In the massive French camp of exhibitors, there is a lot on offer. But the same can be said of the Brits, the Dutch, and a host of Asian country delegations. (The Canadian delegation isn’t at the Sands; they are at the Tech West grounds of the Las Vegas Convention Center with some 40-plus exhibitors, from telecom giant Telus, with its future-is-friendly cutesy animals, to TEKTELIC Communications, which makes sensors, IoT gateways and custom applications.)
And last, but certainly not least, CES2020 is a great place to meet other delegates while staggering through acres of exhibits with mounting exhaustion and dehydration.

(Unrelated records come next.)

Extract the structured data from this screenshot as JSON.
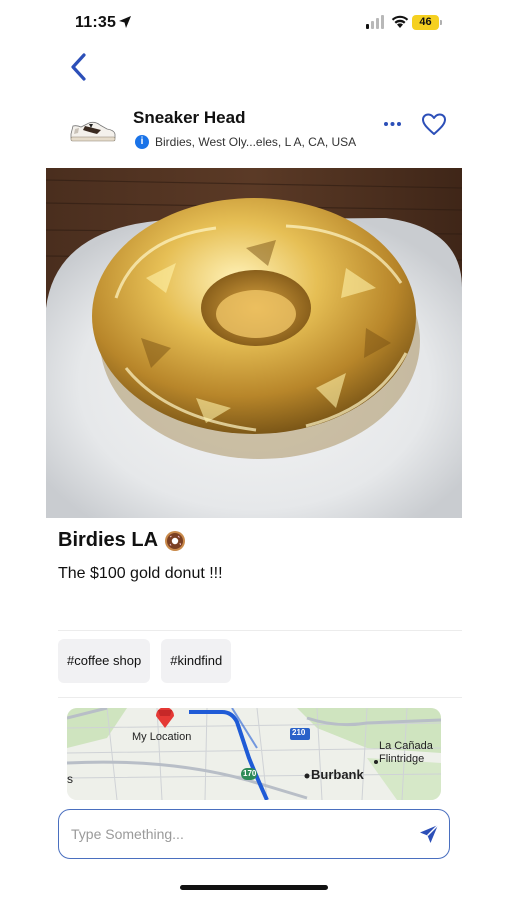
{
  "status_bar": {
    "time": "11:35",
    "battery": "46"
  },
  "post": {
    "user_name": "Sneaker Head",
    "location": "Birdies, West Oly...eles, L A, CA, USA",
    "title": "Birdies LA",
    "title_emoji": "🍩",
    "caption": "The $100 gold donut !!!",
    "tags": [
      "#coffee shop",
      "#kindfind"
    ]
  },
  "map": {
    "labels": {
      "my_location": "My Location",
      "la_canada": "La Cañada",
      "flintridge": "Flintridge",
      "burbank": "Burbank",
      "hwy_210": "210",
      "hwy_170": "170",
      "edge_fragment": "s"
    }
  },
  "input": {
    "placeholder": "Type Something..."
  },
  "icons": {
    "back": "chevron-left-icon",
    "more": "more-dots-icon",
    "favorite": "heart-outline-icon",
    "send": "send-icon",
    "info": "info-icon"
  },
  "colors": {
    "accent": "#2c4fb8",
    "battery": "#f5d020",
    "gold": "#d4a62a"
  }
}
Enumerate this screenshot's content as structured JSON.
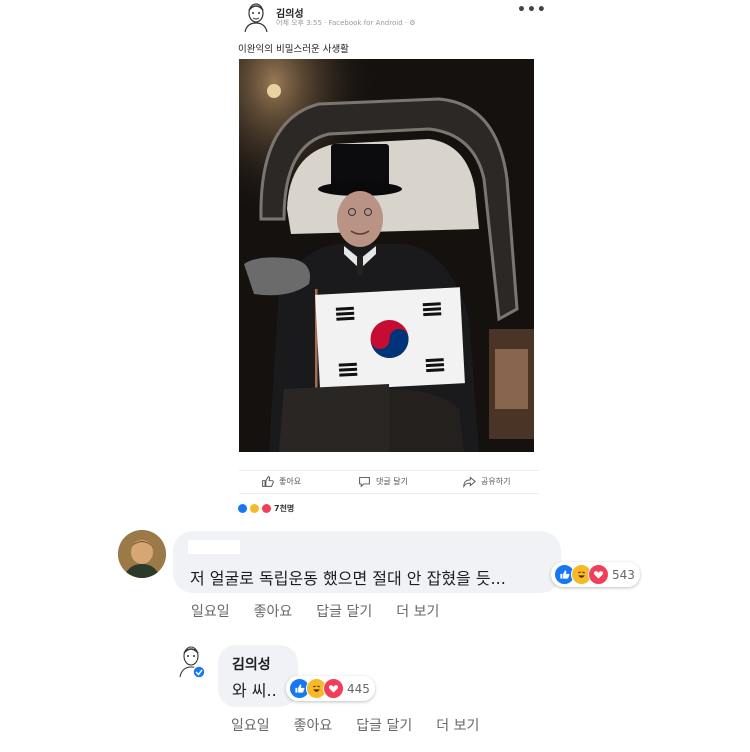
{
  "post": {
    "author": "김의성",
    "meta": "어제 오후 3:55 · Facebook for Android · ⚙",
    "more": "•••",
    "text": "이완익의 비밀스러운 사생활",
    "actions": [
      {
        "label": "좋아요",
        "icon": "thumbs-up-icon"
      },
      {
        "label": "댓글 달기",
        "icon": "comment-icon"
      },
      {
        "label": "공유하기",
        "icon": "share-icon"
      }
    ],
    "reactions_count": "7천명"
  },
  "comment1": {
    "text": "저 얼굴로 독립운동 했으면 절대 안 잡혔을 듯...",
    "reactions_count": "543",
    "actions": [
      "일요일",
      "좋아요",
      "답글 달기",
      "더 보기"
    ]
  },
  "comment2": {
    "author": "김의성",
    "text": "와 씨..",
    "reactions_count": "445",
    "actions": [
      "일요일",
      "좋아요",
      "답글 달기",
      "더 보기"
    ]
  },
  "colors": {
    "like_blue": "#1877f2",
    "haha_yellow": "#f7b928",
    "love_red": "#f33e58",
    "bubble_gray": "#f0f2f5",
    "secondary_text": "#65676b"
  }
}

Dr. Pascal Urien, for example, is a blockchain entrepreneur and professor at Telecom ParisTech. He is more than happy to show you his blockchain security device for credit cards and chat about why blockchain applications other than cryptocurrency don’t have to be so energy-intensive (Bitcoin is estimated to consume as much energy as the Czech Republic [Czechia now]).
CES2021
As an allied partner of the Consumer Technology Association, ICTC looks forward to teaming up with top Canadian tech companies in the coming year to put Canada on the map at CES2021 by showcasing Canadian innovations in the areas of health-tech, fintech, and ag-tech.